Diffamation A. Lipietz et N. Gandais

Suite aux attentats qui ont eu lieu le vendredi 13 novembre dernier et dans le cadre de la campagne des élections régionales notre section a fait le choix délibéré de ne pas communiquer dans l’affaire qui suit. Cependant, la vie politique ayant repris son cours, nous vous invitons à lire le compte rendu de l’audience qui s’est tenue le 20 novembre dernier et qui citait à comparaître A.Lipietz (conseiller municipal à la mairie de Villejuif) et N.Gandais (première adjointe au maire de Villejuif):

En 2014, Alain Lipietz, conseiller municipal de Villejuif, alors menacé d’expulsion d’Europe écologie les Verts, avait placé au cœur de ses arguments en défense pour justifier l’alliance contre nature avec la liste UMP une situation locale particulière qu’il décrivait ainsi :

 « En 2013, à Villejuif, le PCF au pouvoir depuis 88 ans, (…) a dégénéré en association affairiste, largement discréditée par (…) son organisation systématique du détournement de fonds publics, son lien (remontant aux années 1970) avec le banditisme local investi dans le trafic de stupéfiants et, selon la rumeur publique (qui sera confirmée par la police en avril 2014 au maire nouvellement élu), dans des trafics encore plus criminels. Il n’a jamais été possible aux écologistes locaux de s’associer avec le PCF villejuifois qui a satellisé tous les autres partis de gauche. »

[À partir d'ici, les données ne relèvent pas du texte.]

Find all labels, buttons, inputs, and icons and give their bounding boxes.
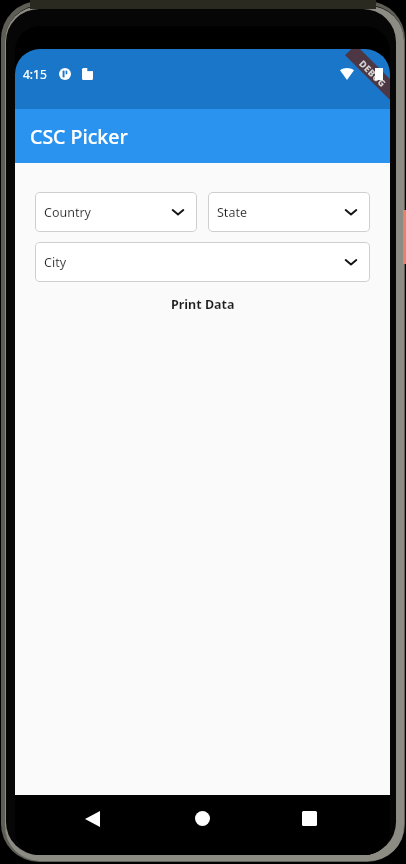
staticText: City <box>44 254 67 271</box>
button[interactable]: State <box>208 192 370 232</box>
button[interactable]: Print Data <box>171 296 235 313</box>
button[interactable]: Back <box>77 803 108 834</box>
staticText: DEBUG <box>357 57 389 89</box>
button[interactable]: City <box>35 242 370 282</box>
staticText: CSC Picker <box>30 123 128 150</box>
button[interactable]: Home <box>187 803 218 834</box>
button[interactable]: Recent apps <box>294 803 325 834</box>
staticText: State <box>217 204 247 221</box>
staticText: 4:15 <box>23 66 47 82</box>
staticText: Country <box>44 204 91 221</box>
button[interactable]: Country <box>35 192 197 232</box>
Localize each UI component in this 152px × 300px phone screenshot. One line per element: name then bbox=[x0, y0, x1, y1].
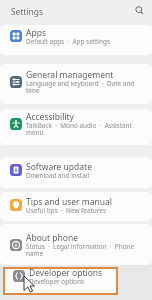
staticText: Tips and user manual bbox=[26, 196, 112, 208]
staticText: Download and install bbox=[26, 171, 90, 180]
staticText: Useful tips · New features bbox=[26, 206, 106, 215]
staticText: TalkBack · Mono audio · Assistant bbox=[26, 121, 132, 130]
staticText: General management bbox=[26, 69, 114, 81]
staticText: Language and keyboard · Date and bbox=[26, 79, 135, 88]
button[interactable]: Developer options bbox=[3, 267, 118, 295]
button[interactable]: About phone bbox=[0, 224, 152, 265]
button[interactable]: Search bbox=[134, 5, 145, 16]
staticText: Apps bbox=[26, 27, 46, 39]
button[interactable]: Accessibility bbox=[0, 109, 152, 145]
staticText: Status · Legal information · Phone bbox=[26, 242, 135, 251]
button[interactable]: Tips and user manual bbox=[0, 192, 152, 221]
staticText: name bbox=[26, 249, 44, 258]
staticText: Accessibility bbox=[26, 111, 74, 123]
staticText: Default apps · App settings bbox=[26, 37, 110, 46]
staticText: Developer options bbox=[29, 267, 103, 279]
staticText: time bbox=[26, 86, 40, 95]
staticText: Developer options bbox=[29, 277, 84, 286]
staticText: Settings bbox=[11, 6, 43, 17]
staticText: About phone bbox=[26, 232, 79, 244]
button[interactable]: Apps bbox=[0, 25, 152, 55]
button[interactable]: Software update bbox=[0, 157, 152, 188]
staticText: Software update bbox=[26, 161, 92, 173]
button[interactable]: General management bbox=[0, 64, 152, 104]
staticText: menu bbox=[26, 128, 44, 137]
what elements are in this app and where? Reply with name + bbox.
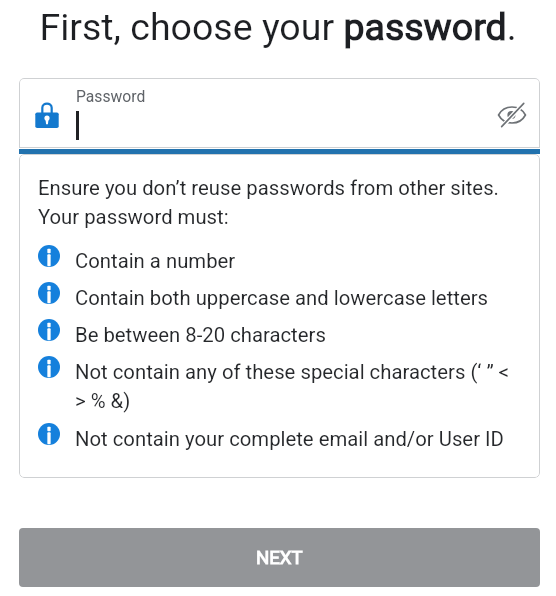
staticText: Not contain your complete email and/or U…: [75, 427, 504, 451]
staticText: Contain a number: [75, 249, 236, 273]
staticText: First, choose your password.: [0, 5, 556, 49]
button[interactable]: Show password: [490, 92, 532, 134]
staticText: NEXT: [256, 547, 303, 569]
staticText: Ensure you don’t reuse passwords from ot…: [38, 176, 499, 229]
staticText: Not contain any of these special charact…: [75, 360, 518, 413]
staticText: Password: [76, 87, 146, 105]
staticText: Contain both uppercase and lowercase let…: [75, 286, 489, 310]
button[interactable]: Password: [19, 78, 540, 148]
button[interactable]: NEXT: [19, 528, 540, 587]
staticText: Be between 8-20 characters: [75, 323, 326, 347]
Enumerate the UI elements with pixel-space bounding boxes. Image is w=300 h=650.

(…) « Le groupe EELV n’aurait pas survécu au déshonneur d’avoir tenté de favoriser la réélection d’une liste largement considérée comme mafieuse par les citoyen-ne-s de Villejuif. »

(mémoire devant le Conseil statutaire d’EELV mis en ligne sur le site de Vaverts.fr)

De son côté, Natalie Gandais, 1ère adjointe au maire de Villejuif avait affirmé à l’occasion d’un billet sur son blog rendant compte de ses premières semaines en tant qu’adjointe :

« Je sais déjà que la police est découragée parce que l’ancienne équipe courrait systématiquement faire sortir les délinquants arrêtés, en particulier les trafiquants. (…) C’est cette culture de l’impunité organisée qui pourrit la vie des quartiers. »

En tant qu’élus socialistes, membres de l’exécutif municipal au cours du mandat 2008/2014 et pour la plupart d’entre nous candidats aux élections de mars 2014, nous nous considérons comme directement visés par ces accusations : nous faisions partie de « l’ancienne équipe » et de « la liste considérée comme mafieuse ». C’est ainsi, qu’en tant qu’élus d’un parti de gauche « satellisé », nous avons partagé de façon étroite les responsabilités avec le « PC au pouvoir en 2013 » et ne pouvions, de ce fait, qu’être complices des comportements « mafieux » dénoncés dans ces propos…

Nous avons décidé d’engager une action en justice, non pas comme l’ont laissé entendre A. Lipietz et N. Gandais, pour transformer une procédure judiciaire en un «3eme tour » des élections municipales (les électeurs ont tranché le débat politique et nous respectons sans réserve le verdict des urnes) mais parce que ces accusations d’une gravité extrême dépassent les bornes admissibles même dans un contexte de tensions politiques. Ainsi que nous l’expliquions à l’époque, si de telles accusations avaient eu le moindre fondement, comment expliquer que leurs auteurs n’aient jamais saisi le Procureur de la République ? Nous devions donc réagir face à cette inacceptable mise en cause de notre honneur et de nos mandats au service de la commune.

L’audience devant la 17ème chambre correctionnelle du Tribunal de grande instance de Paris (spécialisée en matière de diffamation) qui s’est déroulée le 20 novembre dernier a été marquée par la qualité des débats conduits par la présidente du Tribunal.

Alors que les plaintes ont été notifiées à A. Lipietz et N. Gandais, il y a 18 mois et que la date de l’audience était fixée depuis 1 an, les prévenus ont attendu l’avant-veille de l’audience pour produire leurs conclusions en réponse et les pièces censées prouver leur bonne foi !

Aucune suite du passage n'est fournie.